What’s more important for markets is where interest rates are heading next. Much of Wall Street is hoping that cooling inflation since the summertime means the Fed may raise rates just a bit more, before taking a pause and then possibly cutting rates toward the end of the year. Rate cuts can ease pressure on the economy and juice investment prices. Powell did reiterate Wednesday that "ongoing increases" in interest rates will be needed to bring down inflation to the Fed’s target level. And he said it was still way too early to declare victory over inflation. But he also said, "We can now say, I think for the first time, that the disinflationary process has started." That got Wall Street thinking about a future with no more rate increases.

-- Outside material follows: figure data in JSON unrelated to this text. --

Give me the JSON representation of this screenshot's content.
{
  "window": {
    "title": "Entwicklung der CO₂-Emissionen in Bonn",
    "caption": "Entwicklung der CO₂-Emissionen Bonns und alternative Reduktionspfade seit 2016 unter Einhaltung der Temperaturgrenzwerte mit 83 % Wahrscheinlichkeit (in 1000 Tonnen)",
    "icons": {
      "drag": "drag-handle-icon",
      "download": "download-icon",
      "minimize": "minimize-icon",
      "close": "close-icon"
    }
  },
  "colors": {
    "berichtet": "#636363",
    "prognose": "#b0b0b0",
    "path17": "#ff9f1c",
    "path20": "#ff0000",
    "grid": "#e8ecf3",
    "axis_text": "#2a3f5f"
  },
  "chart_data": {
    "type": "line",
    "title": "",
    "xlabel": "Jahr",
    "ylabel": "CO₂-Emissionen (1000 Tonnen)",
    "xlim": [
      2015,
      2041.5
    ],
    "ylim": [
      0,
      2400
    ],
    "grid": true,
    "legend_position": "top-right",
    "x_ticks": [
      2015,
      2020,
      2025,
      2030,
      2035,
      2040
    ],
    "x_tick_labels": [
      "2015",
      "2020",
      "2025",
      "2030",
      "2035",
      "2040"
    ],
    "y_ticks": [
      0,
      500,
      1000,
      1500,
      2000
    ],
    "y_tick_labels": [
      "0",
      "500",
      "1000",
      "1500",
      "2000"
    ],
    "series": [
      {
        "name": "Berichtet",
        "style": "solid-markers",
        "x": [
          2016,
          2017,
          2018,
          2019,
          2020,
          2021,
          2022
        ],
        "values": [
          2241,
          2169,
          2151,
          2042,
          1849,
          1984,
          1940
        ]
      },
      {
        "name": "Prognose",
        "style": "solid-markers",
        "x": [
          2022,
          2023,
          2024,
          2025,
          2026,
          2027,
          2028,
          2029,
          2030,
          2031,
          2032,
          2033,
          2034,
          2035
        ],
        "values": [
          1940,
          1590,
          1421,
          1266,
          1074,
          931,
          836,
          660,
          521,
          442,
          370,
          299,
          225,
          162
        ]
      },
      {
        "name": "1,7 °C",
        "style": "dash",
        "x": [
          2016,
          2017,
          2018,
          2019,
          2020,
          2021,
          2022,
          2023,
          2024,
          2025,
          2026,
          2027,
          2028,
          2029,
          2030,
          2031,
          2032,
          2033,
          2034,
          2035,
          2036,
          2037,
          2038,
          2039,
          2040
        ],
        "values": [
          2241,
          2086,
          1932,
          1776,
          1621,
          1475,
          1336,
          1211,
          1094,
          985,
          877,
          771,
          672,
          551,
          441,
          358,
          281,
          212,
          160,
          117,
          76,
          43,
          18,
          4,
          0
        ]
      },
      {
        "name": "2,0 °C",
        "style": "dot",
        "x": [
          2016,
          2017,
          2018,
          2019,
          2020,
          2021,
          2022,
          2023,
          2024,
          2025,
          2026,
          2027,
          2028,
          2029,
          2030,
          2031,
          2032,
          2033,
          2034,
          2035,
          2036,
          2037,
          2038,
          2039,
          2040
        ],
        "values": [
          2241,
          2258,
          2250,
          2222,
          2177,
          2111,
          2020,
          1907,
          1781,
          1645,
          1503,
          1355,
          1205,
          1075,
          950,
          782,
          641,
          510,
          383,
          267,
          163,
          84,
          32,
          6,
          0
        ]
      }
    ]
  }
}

A lackluster earnings reporting season also continues on Wall Street, with more mixed profit reports arriving from big US companies. Electronic Arts tumbled 9.3% after it gave forecasts for upcoming results that fell short of Wall Street’s expectations. Analysts said some gamers may be getting more selective given the softening economy. On the winning side was Advanced Micro Devices, which rose 12.6% even though its profit tumbled 98% in the fourth quarter from a year earlier. Its results were better than analysts expected.